Le garde champêtre venait d’annoncer que les fontaines publiques resteraient ouvertes durant deux petites heures.
On emplissait alors cruches et seaux que l’on rangeait, en rangs bien serrés, sous l’évier.

Comme chaque année ou presque, en été, à Périgneux, la sécheresse sévissait.

Déjà qu’en temps ordinaire,
la corvée de l’eau ne nous amusait guère.

En effet, à la pompe, il fallait les deux mains d’une fillette
pour lever et abaisser le lourd balancier.
La fontaine fonctionnait un peu comme un moulin à poivre,
il fallait faire tourner son chapeau, ce n’était pas rigolo !
Et au puits, il fallait tirer sur la corde, et tirer droit !
Et le seau plein, il fallait le porter....

Mais alors, quand l’eau se faisait rare tout se compliquait :

L’eau étant précieuse, il ne fallait pas la gaspiller !
A l’insu de ma grand-mère,
au goulot de la cruche, je la buvais à la dérobée...

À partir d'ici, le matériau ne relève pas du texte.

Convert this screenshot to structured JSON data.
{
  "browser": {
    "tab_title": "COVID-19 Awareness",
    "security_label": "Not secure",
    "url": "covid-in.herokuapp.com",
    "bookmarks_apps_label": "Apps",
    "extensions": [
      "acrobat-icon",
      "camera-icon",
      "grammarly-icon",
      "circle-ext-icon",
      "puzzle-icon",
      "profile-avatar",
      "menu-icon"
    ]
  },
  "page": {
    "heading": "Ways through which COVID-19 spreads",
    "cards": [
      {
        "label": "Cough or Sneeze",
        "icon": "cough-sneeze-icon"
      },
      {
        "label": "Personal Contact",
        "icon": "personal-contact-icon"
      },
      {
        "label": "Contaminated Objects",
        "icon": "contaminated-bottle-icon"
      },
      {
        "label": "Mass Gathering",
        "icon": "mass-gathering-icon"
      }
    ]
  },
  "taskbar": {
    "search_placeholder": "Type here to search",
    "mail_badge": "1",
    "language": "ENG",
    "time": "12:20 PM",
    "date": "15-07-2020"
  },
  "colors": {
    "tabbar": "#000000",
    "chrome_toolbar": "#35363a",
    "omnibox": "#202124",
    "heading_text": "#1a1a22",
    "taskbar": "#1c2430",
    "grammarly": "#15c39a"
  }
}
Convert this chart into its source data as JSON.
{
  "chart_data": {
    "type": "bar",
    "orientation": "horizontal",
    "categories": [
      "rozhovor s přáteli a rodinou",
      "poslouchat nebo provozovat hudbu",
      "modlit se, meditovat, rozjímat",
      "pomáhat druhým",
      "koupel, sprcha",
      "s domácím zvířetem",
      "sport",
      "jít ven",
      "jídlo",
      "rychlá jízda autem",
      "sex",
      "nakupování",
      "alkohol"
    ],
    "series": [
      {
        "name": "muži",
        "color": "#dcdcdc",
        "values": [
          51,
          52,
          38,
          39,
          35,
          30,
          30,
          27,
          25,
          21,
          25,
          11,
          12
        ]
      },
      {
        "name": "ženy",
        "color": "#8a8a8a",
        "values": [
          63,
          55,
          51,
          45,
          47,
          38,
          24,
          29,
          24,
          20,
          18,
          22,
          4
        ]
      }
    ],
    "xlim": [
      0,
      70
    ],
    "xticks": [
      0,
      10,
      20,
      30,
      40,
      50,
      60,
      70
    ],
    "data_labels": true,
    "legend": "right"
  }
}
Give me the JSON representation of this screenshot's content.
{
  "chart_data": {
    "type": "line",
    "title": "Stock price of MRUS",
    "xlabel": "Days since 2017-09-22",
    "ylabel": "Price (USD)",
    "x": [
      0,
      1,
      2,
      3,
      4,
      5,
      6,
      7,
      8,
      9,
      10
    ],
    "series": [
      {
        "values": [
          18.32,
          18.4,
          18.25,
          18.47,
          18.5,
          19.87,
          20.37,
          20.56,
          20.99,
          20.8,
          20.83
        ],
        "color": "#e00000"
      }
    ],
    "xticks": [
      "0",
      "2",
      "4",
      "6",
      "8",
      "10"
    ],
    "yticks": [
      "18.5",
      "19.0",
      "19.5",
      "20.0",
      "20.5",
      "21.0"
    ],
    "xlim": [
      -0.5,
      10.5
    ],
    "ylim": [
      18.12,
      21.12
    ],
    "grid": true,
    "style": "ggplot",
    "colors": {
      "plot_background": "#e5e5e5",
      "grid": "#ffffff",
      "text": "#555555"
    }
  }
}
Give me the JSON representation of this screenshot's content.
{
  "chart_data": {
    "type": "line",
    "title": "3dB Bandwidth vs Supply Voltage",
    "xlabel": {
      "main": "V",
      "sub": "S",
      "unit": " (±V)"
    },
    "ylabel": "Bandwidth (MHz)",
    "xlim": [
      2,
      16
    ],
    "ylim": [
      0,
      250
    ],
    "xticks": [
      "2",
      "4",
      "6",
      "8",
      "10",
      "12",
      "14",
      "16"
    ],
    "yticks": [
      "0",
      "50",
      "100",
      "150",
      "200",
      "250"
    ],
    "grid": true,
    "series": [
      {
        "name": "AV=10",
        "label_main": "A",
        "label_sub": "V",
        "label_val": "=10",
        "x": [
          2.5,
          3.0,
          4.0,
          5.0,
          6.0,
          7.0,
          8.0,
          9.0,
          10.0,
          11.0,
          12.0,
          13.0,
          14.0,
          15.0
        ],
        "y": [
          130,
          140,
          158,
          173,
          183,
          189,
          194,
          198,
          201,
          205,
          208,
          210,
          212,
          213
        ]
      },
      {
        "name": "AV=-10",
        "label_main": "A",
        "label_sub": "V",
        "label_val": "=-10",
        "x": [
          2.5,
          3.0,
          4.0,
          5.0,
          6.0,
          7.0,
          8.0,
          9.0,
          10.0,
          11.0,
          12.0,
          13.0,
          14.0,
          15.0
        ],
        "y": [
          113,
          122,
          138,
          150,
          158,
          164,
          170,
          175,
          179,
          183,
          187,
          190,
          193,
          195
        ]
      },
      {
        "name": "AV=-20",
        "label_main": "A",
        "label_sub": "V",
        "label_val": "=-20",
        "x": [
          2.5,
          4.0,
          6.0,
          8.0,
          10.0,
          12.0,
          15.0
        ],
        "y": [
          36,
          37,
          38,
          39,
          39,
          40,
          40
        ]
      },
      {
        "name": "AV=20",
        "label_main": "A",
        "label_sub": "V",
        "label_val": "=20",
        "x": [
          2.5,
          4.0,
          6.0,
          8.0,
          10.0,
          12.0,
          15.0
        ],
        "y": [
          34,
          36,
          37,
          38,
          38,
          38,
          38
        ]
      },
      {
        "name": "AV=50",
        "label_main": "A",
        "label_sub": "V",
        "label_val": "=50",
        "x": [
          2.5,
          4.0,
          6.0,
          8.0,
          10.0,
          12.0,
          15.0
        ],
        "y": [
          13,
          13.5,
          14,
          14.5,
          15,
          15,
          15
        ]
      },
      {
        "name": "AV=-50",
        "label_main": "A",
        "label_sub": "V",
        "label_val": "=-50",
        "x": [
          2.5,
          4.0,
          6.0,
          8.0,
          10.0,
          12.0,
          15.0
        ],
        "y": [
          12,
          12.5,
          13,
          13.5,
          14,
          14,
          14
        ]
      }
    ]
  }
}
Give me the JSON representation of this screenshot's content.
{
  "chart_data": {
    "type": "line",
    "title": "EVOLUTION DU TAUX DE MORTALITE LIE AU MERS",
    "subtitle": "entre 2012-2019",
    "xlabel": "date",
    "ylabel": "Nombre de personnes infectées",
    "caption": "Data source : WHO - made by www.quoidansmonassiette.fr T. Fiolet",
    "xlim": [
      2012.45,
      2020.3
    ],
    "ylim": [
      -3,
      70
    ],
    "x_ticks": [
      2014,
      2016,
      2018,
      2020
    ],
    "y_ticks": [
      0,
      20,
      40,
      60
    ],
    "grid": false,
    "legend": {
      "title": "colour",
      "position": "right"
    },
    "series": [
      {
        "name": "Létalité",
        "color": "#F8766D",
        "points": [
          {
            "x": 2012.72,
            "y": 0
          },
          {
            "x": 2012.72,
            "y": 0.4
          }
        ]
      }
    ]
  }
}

Cette grand-mère là, très sévère, je ne l’aimais guère,
et cependant elle avait bien des misères,
pour assurer la propreté dont elle était si fière.

Les lavoirs à sec, les femmes devaient à la rivière
aller laver le linge de la maisonnée.
Cela leur prenait la journée.
Parfois, ma grand-mère m’emmenait, et, après la lessive,
dans l’eau fraîche du “Bonson”, me faisait reluire.
Parfois, elle me laissait à la garde du grand-père
et s’en allait avec ma sœur, plus grande et plus alerte
_ c’est qu’au retour, mon poids ajouté à celui du linge mouillé,
alourdissait par trop la brouette !

Un jour où j’étais ainsi laissée à la garde du grand-père : il s’endormit.
N’ayant, ni jouet, ni sucrerie pour tromper mon ennui,
transformer l’eau de l’arrosoir en lait mousseux
en y diluant avec application la brique de savon
fut pour moi, le temps d’une récréation,
où mon imagination m’offrait enfin un jeu merveilleux...

Soudain, une grêle de coups sur moi s’abattit !
Je m’évanouis, de peur sans doute plus que de douleur,
- Ce fut ma sœur qui plus tard me le raconta -
quand grand-père un peu trop tard s’interposa.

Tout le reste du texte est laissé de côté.